Hallowe’en is next Friday, and to put it mildly, it offers unique moments compared to any other day of the year. It’s the only day of the year, for example, when banks put signs on their doors saying, “Please remove your mask before entering” — so it was quite amusing when, during the pandemic, they had to post signs saying “Do not enter without a mask.” (And of course, as Poe pointed out in “The Cask of Amontillado,” if you’re going to commit a crime — what better day than when everyone is going about in disguise already?)

So, even though it’s still a few days away, and following our annual tradition, here’s a sampling of some Hallowe’en court tales:

    • Florida (why does it always seem to be Florida?) gives us the amusing case of the parent of two children attending a public school who sued the school claiming the school’s Hallowe’en festivities were actually a celebration of the “Wicca” religion, and therefore prohibited by the Establishment Clause of the First Amendment. (Of course, the current Supreme Court can’t seem to find the Establishment Clause with both hands, so . . . perhaps it’s just as well.)

    But about that Florida case. As “evidence,” the parent cited that some teachers dressed in Hallowe’en-related costumes (including a clown costume, a Ronald Reagan costume, and a witch costume); a member of the PTA put up a carnival poster depicting a Hallowe’en witch stirring a pot; that some classes held storybook dress-up day, where the teacher dressed as a book character, and a teacher dressed as the witch from “The Wizard of Oz”; and that some classes used the book “Strega Nona,” an award-winning fairy tale that had a witch character.

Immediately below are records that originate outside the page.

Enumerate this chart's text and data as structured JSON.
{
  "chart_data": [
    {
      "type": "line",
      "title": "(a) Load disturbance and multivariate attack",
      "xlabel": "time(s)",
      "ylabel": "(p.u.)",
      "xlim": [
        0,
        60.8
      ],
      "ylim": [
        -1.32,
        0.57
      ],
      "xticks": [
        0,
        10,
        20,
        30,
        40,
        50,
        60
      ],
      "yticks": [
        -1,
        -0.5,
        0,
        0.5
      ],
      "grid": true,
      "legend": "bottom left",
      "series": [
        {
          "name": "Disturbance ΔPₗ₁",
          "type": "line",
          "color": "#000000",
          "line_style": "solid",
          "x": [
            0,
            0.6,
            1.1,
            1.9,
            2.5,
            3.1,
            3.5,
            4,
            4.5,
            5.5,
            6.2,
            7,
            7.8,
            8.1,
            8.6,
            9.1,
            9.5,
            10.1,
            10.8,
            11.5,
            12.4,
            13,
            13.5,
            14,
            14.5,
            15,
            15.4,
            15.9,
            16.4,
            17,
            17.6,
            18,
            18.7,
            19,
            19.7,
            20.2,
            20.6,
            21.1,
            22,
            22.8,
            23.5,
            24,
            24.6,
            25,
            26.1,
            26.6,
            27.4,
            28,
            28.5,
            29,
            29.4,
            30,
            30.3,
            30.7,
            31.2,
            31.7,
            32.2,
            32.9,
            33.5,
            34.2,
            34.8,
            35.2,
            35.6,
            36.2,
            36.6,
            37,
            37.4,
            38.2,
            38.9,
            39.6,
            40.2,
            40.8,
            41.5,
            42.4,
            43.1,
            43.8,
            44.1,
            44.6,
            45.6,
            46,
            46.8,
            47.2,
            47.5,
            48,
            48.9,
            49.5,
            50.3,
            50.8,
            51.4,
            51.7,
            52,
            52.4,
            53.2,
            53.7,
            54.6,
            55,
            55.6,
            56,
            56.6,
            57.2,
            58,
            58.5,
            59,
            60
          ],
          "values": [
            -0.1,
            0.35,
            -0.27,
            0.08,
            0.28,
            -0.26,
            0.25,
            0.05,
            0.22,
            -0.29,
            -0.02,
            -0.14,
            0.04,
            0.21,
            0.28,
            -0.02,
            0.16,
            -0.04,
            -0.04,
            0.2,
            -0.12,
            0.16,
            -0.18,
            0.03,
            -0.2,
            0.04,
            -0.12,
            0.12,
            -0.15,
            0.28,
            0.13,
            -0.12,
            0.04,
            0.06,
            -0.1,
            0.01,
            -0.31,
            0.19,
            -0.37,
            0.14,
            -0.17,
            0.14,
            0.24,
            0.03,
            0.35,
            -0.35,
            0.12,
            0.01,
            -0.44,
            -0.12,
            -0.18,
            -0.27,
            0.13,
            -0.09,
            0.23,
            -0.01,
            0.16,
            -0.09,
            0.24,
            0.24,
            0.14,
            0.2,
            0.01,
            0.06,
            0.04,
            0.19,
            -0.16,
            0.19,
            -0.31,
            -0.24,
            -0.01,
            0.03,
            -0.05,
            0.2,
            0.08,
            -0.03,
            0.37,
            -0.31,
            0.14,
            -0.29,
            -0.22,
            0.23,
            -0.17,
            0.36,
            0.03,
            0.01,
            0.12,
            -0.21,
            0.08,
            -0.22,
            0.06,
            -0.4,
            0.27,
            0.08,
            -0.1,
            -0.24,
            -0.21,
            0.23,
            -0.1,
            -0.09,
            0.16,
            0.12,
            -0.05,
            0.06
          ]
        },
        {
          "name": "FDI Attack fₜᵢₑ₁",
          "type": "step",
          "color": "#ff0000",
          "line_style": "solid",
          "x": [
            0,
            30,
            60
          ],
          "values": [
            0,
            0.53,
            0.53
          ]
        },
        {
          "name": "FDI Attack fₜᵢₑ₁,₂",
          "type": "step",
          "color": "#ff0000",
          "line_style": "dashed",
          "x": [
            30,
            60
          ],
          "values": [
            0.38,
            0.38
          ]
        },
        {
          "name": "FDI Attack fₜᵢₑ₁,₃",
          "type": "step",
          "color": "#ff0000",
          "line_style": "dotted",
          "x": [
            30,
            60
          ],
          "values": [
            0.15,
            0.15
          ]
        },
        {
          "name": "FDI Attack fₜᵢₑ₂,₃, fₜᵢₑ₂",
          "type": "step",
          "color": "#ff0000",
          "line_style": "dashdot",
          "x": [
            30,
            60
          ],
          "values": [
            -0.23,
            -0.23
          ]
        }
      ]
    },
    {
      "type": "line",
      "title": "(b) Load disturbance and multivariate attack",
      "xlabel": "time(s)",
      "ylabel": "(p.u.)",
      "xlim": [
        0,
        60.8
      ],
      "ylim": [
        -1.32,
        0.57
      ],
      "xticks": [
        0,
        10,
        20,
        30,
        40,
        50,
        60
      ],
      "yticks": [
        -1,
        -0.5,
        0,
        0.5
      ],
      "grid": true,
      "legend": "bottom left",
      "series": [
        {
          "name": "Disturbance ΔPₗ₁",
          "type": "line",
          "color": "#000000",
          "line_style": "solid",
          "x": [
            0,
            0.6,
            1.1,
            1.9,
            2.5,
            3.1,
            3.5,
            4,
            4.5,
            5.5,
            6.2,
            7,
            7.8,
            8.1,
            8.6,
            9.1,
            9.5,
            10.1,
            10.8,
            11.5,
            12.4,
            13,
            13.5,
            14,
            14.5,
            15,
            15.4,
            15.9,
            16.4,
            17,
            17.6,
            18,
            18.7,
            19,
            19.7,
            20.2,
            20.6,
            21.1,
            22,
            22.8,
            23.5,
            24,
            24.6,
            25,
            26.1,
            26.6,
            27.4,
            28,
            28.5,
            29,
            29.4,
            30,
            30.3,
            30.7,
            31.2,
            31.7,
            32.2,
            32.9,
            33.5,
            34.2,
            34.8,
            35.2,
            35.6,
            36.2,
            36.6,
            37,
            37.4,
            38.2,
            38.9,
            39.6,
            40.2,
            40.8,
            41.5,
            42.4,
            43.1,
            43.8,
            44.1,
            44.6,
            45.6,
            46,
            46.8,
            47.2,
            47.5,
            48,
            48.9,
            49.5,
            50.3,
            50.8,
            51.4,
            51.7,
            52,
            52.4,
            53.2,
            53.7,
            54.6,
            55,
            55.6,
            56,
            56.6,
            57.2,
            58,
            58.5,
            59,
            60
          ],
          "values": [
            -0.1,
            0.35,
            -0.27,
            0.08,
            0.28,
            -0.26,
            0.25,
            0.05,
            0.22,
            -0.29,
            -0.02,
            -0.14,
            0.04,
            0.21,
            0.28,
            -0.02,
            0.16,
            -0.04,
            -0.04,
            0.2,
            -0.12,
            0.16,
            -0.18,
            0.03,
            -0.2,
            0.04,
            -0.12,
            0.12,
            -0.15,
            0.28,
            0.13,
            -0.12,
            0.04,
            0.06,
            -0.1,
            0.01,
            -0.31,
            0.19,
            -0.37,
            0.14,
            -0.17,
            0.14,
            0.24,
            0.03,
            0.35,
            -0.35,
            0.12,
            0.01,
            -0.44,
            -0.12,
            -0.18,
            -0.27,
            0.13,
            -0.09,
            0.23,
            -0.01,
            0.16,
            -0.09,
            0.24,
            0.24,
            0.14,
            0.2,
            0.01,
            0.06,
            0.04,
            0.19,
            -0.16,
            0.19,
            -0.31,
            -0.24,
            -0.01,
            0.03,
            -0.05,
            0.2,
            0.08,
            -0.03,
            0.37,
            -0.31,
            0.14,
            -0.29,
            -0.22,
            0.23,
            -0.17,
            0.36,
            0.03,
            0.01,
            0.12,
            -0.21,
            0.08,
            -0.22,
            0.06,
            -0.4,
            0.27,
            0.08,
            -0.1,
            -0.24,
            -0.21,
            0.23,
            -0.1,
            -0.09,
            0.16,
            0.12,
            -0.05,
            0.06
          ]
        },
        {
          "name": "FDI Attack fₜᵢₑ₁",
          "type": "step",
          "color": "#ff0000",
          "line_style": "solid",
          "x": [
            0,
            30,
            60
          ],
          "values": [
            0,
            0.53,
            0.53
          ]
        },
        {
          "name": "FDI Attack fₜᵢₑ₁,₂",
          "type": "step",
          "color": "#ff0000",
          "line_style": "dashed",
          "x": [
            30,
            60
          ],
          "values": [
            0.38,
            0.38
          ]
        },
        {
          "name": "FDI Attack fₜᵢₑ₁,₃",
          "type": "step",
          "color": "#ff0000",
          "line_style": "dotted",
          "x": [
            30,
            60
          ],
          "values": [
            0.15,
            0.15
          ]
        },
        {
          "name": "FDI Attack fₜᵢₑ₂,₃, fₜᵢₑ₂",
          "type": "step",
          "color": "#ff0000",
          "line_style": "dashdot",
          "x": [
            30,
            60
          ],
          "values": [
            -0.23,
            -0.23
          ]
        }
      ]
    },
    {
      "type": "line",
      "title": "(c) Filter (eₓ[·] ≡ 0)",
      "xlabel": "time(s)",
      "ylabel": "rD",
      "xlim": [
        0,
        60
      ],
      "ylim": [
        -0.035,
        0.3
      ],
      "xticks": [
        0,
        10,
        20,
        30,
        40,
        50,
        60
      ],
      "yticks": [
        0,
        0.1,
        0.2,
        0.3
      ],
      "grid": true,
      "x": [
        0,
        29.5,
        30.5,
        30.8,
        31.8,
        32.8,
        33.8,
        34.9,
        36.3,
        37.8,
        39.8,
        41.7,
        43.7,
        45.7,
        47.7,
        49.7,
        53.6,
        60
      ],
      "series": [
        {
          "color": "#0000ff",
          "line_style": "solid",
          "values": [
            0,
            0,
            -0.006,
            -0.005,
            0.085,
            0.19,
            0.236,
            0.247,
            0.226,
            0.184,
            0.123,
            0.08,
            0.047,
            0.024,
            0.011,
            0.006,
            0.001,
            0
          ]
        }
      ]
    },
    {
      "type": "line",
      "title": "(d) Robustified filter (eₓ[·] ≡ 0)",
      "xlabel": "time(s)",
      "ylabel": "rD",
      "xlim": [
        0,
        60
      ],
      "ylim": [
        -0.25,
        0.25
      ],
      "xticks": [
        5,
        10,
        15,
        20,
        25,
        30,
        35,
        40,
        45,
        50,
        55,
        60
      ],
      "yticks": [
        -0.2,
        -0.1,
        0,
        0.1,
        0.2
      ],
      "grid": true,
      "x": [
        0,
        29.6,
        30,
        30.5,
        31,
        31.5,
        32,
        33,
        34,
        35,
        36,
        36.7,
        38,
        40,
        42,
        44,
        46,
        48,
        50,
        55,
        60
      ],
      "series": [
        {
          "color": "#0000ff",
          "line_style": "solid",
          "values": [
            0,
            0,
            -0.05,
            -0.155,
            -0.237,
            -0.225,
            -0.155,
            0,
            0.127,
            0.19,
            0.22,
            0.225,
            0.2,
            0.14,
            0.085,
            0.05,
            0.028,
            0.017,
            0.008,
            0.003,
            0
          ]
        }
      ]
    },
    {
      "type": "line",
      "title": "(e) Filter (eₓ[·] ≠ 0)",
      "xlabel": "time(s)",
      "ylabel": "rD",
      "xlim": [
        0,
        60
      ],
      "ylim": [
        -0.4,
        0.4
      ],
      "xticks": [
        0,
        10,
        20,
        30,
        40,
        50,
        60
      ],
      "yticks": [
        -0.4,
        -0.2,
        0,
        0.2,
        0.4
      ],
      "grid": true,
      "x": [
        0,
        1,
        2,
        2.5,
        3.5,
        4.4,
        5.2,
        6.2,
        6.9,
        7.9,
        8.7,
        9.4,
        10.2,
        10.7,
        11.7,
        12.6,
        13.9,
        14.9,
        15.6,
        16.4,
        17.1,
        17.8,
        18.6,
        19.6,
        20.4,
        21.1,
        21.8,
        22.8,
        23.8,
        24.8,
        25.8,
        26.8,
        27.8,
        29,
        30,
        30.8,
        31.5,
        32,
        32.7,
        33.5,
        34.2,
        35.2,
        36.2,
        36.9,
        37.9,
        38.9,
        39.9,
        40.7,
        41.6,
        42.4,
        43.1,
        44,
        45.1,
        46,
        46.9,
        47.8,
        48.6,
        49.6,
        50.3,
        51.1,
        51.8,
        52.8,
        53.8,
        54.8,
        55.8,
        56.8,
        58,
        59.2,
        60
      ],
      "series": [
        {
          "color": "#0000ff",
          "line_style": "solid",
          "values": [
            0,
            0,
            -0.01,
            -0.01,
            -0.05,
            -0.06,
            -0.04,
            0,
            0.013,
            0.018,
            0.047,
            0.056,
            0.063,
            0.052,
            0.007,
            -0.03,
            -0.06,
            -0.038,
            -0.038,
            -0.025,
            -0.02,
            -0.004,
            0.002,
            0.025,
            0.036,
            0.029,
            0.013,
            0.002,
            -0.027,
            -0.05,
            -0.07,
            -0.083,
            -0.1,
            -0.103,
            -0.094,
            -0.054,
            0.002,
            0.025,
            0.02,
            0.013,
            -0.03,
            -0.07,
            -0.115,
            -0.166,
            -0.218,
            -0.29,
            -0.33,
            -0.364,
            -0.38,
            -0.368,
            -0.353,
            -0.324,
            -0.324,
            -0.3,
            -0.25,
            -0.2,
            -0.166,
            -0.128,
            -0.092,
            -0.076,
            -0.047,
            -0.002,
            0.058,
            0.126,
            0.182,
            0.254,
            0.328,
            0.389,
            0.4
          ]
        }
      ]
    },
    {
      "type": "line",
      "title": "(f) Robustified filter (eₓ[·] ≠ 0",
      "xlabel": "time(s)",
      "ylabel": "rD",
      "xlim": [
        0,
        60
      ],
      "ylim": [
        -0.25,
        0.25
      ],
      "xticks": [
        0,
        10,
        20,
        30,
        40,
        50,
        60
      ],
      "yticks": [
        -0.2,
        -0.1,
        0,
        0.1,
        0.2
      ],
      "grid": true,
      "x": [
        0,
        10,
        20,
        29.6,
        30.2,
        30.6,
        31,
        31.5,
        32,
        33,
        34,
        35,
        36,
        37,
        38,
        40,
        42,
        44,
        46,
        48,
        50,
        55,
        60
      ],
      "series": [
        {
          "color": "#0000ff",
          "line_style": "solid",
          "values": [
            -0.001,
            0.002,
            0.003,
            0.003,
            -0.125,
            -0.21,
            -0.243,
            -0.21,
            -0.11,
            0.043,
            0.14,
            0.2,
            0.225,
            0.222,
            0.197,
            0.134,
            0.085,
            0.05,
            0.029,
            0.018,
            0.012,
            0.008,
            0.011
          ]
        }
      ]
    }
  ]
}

    Seems like pretty clear-cut evidence of “Wiccan-ism” — especially the Reagan costume. But the Florida courts disagreed, citing, amusingly enough, cases in which atheists had unsuccessfully challenged various Christmas displays but the courts had ruled that there is both a religious and a secular aspect to Christmas. And, so it appears, to Hallowe’en, too.

    And please — no one tell that parent that the Postal Service put Strega Nona on a stamp back in 2023.

    • The “mother of all Hallowe’en cases,” or at least those related to ghosts, goblins and the like, was a case entitled Stambovsky v. Ackley, decided in New York in 1991. Mrs. Ackley had actively promoted her house as “haunted,” even writing a story in the May, 1977 Reader’s Digest entitled “Our Haunted House on the Hudson.” (The house was located in Nyack, New York.) Mr. Stambovsky later purchased the house — and soon learned of its reputation from neighbors.

    Though no doubt laughing it off to friends and family . . . Stambovsky quickly sued Mrs. Ackley to negate the sale. His problem was that New York is a “caveat emptor” state. (“Caveat emptor” means, “Let the buyer beware” . . . or in this case, very beware.) In those states that follow that rule, the seller is normally under no duty to disclose anything that the buyer doesn’t ask about. The court of appeal acknowledged that ordinarily such a buyer didn’t have “a ghost of a chance,” but the judge said he was nevertheless moved by the “spirit of equity” to let Mr. Ackley out of the deal (while also quoting a passage from Hamlet in which the ghost of Hamlet’s father addresses him). The court ruled that a poltergeist was such an unusual “defect” that it was unreasonable for Stambovsky to have asked about it ahead of time.

    • Finally, from Massachusetts comes a decision in which the court found that the party appealing a decision in a civil case had waived the right to challenge — and I am not making this us — jurors being allowed to wear Hallowe’en costumes in the courtroom on Hallowe’en. The court of appeal noted that the right to challenge the wearing of the costumes had been waived because the judge first consulted with the attorneys, and all of the attorneys (apparently none of them wanting to be the wet blanket who wouldn’t go along) agreed that jurors could wear them.

    Thankfully, it was a civil case. Imagine being the defendant on trial for your life and looking over at the jury box, only to realize that your fate was going to be decided by, among others, a scarecrow, a robot, someone in a Star Trek uniform, a sexy nurse, a witch, a Frankenstein’s monster, a clown, a Disney princess, a pirate, and a person dressed as the Little Mermaid?

    Frank Zotter, Jr. is a Ukiah attorney.